The scanf leaves a newline (aka a '\n') in the input stream. So the first gets simply reads an empty string. And the second gets then reads "surya".
Test it like this:
#include <stdio.h>
int main()
{
    int t;
    scanf("%d",&t);
    while(t--)
    {
        char a[10],b[10];
        puts("enter");
        gets(a);        // !!! Use fgets instead
        puts("enter");
        gets(b);        // !!! Use fgets instead
        puts("enter");
        printf("|%s| %zu", a, strlen(a));
        printf("|%s| %zu", b, strlen(b));
    }
    return 0;
}
Input:
1
surya
whatever
Output:
enter
enter
enter
|| 0|surya| 5
So here you see that a is just an empty string (length zero) and that b contains the word "surya" (length 5).
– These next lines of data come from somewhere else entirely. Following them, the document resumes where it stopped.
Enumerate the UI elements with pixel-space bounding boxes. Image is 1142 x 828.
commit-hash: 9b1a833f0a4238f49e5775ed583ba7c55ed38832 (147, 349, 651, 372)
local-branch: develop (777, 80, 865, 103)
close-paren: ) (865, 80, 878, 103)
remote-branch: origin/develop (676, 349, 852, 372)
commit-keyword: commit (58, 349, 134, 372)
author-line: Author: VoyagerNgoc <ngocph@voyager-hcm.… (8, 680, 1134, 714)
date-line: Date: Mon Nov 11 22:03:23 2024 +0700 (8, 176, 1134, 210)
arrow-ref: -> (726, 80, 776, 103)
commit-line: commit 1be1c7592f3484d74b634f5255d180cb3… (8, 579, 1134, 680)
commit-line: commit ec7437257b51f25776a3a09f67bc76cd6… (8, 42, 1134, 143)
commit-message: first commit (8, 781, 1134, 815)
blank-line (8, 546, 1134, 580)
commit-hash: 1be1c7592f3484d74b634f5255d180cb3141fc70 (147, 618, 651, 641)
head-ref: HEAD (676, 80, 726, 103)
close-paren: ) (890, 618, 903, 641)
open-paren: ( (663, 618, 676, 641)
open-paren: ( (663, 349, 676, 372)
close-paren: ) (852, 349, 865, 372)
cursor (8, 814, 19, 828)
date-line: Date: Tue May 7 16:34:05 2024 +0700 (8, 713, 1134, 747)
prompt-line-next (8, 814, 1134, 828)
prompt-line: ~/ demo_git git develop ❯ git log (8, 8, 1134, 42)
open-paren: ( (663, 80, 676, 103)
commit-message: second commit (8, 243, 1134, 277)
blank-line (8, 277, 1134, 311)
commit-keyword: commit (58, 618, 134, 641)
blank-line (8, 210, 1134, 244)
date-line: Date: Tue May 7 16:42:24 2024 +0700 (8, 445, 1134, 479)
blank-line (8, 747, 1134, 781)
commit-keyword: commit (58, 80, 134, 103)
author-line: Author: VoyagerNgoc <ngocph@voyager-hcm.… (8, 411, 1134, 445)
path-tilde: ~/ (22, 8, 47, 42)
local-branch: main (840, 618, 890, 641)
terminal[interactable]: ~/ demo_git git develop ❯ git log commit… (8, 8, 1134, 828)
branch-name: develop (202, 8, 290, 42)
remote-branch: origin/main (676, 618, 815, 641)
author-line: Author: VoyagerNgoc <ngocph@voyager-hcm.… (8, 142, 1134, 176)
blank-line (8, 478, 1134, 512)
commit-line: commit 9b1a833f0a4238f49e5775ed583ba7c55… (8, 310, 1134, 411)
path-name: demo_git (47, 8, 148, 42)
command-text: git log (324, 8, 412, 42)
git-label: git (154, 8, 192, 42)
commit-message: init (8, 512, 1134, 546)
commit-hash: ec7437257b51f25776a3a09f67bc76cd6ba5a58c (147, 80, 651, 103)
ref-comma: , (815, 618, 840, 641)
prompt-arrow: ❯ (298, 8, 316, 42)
If you use fgets you can protect yourself against user-initiated buffer overflow - and that is important.
But fgets will not remove the '\n' left over from the scanf. You'll still have to get rid of that your self.
For that I recommend dropping scanf as well. Use fgets followed by sscanf. Like:
if (fgets(a,sizeof a, stdin) == NULL)
{
    // Error
    exit(1);
}
if (sscanf(a, "%d", &t) != 1)
{
    // Error
    exit(1);
}
So the above code will automatically remove '\n' from the input stream when inputtin t and the subsequent fgets will start with the next word.
Putting it all together:
#include <stdio.h>
int main()
{
    int t;
    char a[10],b[10];
    if (fgets(a,sizeof a, stdin) == NULL)
    {
        // Error
        exit(1);
    }
    if (sscanf(a, "%d", &t) != 1)
    {
        // Error
        exit(1);
    }
    while(t--)
    {
        puts("enter");
        if (fgets(a,sizeof a, stdin) == NULL)
        {
            // Error
            exit(1);
        }
        puts("enter");
        if (fgets(b,sizeof b, stdin) == NULL)
        {
            // Error
            exit(1);
        }
        puts("enter");
        printf("%s", a);
        printf("%s", b);
    }
    return 0;
}
Input:
1
surya 
whatever
Output:
enter
enter
enter
surya 
whatever
Final note:
fgets will - unlike gets - also save the '\n' into the destination buffer. Depending on what you want to do, you may have to remove that '\n' from the buffer.